SC allows Rajasthan HC to pass orders on plea of 19 MLAs
The Supreme Court on Thursday allowed the Rajasthan High Court to pronounce order on plea of 19 dissident Congress MLAs, including sacked deputy CM Sachin Pilot, against the Assembly Speaker's notice for initiating disqualification proceedings against them, but said that it would be subject to the outcome of the petition before the top court.
Rajasthan Assembly Speaker C.P. Joshi, however, failed to get any interim relief on his plea alleging that the high court cannot interdict the disqualification proceedings undertaken by him under 10th schedule of the Constitution.
A bench of justices Arun Mishra, B.R. Gavai and Krsihna Murari said Joshi's plea raises important questions and requires prolonged hearing.
"We are not restraining the High Court from passing the order but it will be subject to the outcome of the petition (of Speaker) before the Supreme Court, the bench said, while fixing the plea for hearing on July 27.
Voice of dissent in democracy cannot be shut down, the bench observed.
"We are trying to find out whether this process (disqualification) was permissible or not," it said, while questioning Joshi on the reasons for initiating disqualification proceedings against the 19 dissident Congress MLAs.
Senior advocate Kapil Sibal, appearing for Joshi, listed the reasons for starting the disqualification proceedings, saying that these MLAs did not attend party meetings and conspired to destabilise their own government.
The bench said: "This is not a simple matter and these MLAs are elected representatives."
Responding to a query of the bench, Sibal said, "These MLAs had gone to Haryana, stayed at a hotel and gave TV bites that they want floor test."
He said, "the issue as to whether the disqualification process is permissible or not cannot be taken note of by the court at this stage. Our grievance is purely constitutional and there cannot be any order till decision is taken by the speaker."
Sibal said that at the most the Speaker can be asked to decide disqualification within a time frame but the process can't be interfered with and no writ can lie to challenge proceedings before the Speaker prior to the decision on disqualification or suspension of MLAs.
The bench asked Sibal whether a disqualification notice can be issued to MLAs for not attending the meetings and can it be taken as stand against the party.
The observation came when Sibal said that there was a notice issued by the chief whip of the party to all MLAs to attend the meetings.
At the outset, Joshi told the top court that the state high court has no jurisdiction to restrain him from conducting disqualification proceedings till July 24 against 19 dissident Congress MLAs, including sacked deputy chief minister Sachin Pilot.

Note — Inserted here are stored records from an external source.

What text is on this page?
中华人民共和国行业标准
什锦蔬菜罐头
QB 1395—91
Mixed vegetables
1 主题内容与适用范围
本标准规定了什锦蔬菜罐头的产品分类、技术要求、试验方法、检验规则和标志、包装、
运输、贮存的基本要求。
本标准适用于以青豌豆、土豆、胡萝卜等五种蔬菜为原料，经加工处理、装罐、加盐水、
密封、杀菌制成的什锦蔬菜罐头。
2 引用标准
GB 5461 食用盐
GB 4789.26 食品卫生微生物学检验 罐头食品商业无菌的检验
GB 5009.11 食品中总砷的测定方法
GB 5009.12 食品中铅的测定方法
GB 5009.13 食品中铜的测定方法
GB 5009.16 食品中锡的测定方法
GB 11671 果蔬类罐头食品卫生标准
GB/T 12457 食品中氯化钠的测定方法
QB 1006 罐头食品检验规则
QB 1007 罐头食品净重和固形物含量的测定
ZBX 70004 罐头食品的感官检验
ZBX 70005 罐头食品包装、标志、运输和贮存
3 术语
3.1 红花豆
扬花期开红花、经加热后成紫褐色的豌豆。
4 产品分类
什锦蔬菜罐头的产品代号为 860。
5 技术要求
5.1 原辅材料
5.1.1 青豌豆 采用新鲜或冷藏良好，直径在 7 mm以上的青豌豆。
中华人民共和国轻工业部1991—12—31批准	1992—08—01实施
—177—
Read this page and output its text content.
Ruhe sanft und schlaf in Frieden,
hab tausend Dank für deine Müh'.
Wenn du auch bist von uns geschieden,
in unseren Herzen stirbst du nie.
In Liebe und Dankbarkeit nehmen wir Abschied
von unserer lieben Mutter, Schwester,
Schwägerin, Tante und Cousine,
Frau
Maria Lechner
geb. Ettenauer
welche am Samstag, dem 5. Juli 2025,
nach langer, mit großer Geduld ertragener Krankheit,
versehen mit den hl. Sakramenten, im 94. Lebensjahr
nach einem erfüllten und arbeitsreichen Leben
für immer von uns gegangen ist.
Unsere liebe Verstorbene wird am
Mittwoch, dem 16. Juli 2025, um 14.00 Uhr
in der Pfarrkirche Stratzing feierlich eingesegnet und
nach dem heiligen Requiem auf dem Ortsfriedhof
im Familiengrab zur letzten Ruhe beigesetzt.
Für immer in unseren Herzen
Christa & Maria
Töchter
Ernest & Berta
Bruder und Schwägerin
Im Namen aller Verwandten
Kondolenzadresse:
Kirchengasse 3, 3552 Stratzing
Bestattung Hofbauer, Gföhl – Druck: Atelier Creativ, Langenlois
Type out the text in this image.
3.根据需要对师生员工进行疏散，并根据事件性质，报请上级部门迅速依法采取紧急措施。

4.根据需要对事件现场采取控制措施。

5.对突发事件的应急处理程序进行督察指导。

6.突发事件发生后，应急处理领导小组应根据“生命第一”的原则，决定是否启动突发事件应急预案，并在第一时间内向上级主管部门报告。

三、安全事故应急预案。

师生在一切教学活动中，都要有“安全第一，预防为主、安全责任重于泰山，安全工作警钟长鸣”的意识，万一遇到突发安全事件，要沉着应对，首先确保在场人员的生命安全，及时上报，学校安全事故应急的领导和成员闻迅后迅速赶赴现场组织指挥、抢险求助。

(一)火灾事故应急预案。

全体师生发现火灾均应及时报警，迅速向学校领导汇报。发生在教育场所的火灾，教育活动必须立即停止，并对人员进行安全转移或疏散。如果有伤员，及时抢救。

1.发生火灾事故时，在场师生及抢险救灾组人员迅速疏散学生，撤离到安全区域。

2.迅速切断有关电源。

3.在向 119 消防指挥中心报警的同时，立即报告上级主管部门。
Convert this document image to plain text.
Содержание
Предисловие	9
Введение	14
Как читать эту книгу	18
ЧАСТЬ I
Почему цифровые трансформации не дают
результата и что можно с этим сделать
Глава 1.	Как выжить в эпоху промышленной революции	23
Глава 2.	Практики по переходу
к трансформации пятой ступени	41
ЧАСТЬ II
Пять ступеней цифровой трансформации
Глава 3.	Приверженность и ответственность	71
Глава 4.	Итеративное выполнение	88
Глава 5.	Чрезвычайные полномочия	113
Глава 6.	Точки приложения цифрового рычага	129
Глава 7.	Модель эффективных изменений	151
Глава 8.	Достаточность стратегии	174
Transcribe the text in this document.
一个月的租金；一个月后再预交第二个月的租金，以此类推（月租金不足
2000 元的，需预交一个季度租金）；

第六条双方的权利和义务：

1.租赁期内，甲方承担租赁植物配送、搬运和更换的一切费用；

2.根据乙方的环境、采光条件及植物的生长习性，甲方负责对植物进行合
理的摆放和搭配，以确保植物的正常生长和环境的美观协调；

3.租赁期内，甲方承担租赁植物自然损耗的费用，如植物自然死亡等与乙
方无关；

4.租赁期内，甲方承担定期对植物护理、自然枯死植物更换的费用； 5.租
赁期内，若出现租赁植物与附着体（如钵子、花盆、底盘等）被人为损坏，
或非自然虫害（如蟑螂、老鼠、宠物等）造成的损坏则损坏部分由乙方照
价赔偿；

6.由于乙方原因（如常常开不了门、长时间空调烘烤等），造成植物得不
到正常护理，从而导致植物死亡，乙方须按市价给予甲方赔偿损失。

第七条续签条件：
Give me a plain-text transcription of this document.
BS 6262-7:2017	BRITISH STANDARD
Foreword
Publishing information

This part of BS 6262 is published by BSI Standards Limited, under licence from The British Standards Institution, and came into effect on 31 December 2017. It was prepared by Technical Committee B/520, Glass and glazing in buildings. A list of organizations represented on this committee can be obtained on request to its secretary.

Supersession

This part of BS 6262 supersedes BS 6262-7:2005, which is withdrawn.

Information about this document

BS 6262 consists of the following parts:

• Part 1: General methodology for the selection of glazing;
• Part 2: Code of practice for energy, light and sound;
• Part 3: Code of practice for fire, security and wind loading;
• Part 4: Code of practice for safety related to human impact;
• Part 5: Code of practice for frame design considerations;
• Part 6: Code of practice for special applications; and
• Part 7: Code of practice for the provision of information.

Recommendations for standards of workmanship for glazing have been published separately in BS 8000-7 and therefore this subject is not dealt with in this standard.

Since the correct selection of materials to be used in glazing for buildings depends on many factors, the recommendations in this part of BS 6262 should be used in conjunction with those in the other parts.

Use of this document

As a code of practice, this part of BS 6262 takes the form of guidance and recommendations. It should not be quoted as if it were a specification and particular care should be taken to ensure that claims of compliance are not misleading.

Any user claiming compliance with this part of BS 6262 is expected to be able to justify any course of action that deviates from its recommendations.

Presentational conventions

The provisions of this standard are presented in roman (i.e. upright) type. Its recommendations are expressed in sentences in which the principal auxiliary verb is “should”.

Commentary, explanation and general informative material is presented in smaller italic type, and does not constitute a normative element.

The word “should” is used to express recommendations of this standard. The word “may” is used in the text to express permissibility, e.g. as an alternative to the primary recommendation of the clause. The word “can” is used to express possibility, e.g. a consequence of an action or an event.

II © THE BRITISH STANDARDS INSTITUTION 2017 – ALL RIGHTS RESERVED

Sibal referred to a famous top court verdict rendered in the 1992 Kihoto Hollohan case, in which it was held that courts can't intervene in disqualification proceedings undertaken by the Speaker under Tenth Schedule to the Constitution.
He said courts could only intervene when the Speaker takes a decision to suspend or disqualify a member of the House.
Sibal's response came when the bench asked him whether courts could not intervene at all if the Speaker suspended or disqualified a lawmaker.
Joshi has challenged the Rajasthan High Court's July 21 order, which said the verdict on the petition filed by the 19 MLAs, challenging the disqualification notices, will be pronounced on July 24 and asked him to defer the disqualification proceedings till then.
Joshi argued that the judiciary cannot interfere with the powers that the anti-defection law gives him.
In the petition, filed through advocate Sunil Fernandes, Joshi has cited several apex court rulings, mainly a five-judge constitution bench judgment in Kihoto Hollohan v Zachillhu (1992).
That judgment said that under the anti-defection law, no court can interfere in proceedings before a Speaker until the Speaker has given a finding on the proposed disqualification.
Joshi has complained that on a petition from the rebel MLAs, Rajathan High Court decided to intervene at the initial notice stage itself, restraining him from even calling for replies till July 24.
His petition stresses that the 1992 judgment held that the courts cannot prohibit the Speaker from going ahead at the quia timet stage. Quia timet refers to an injunction against an imminent wrongful or illegal act.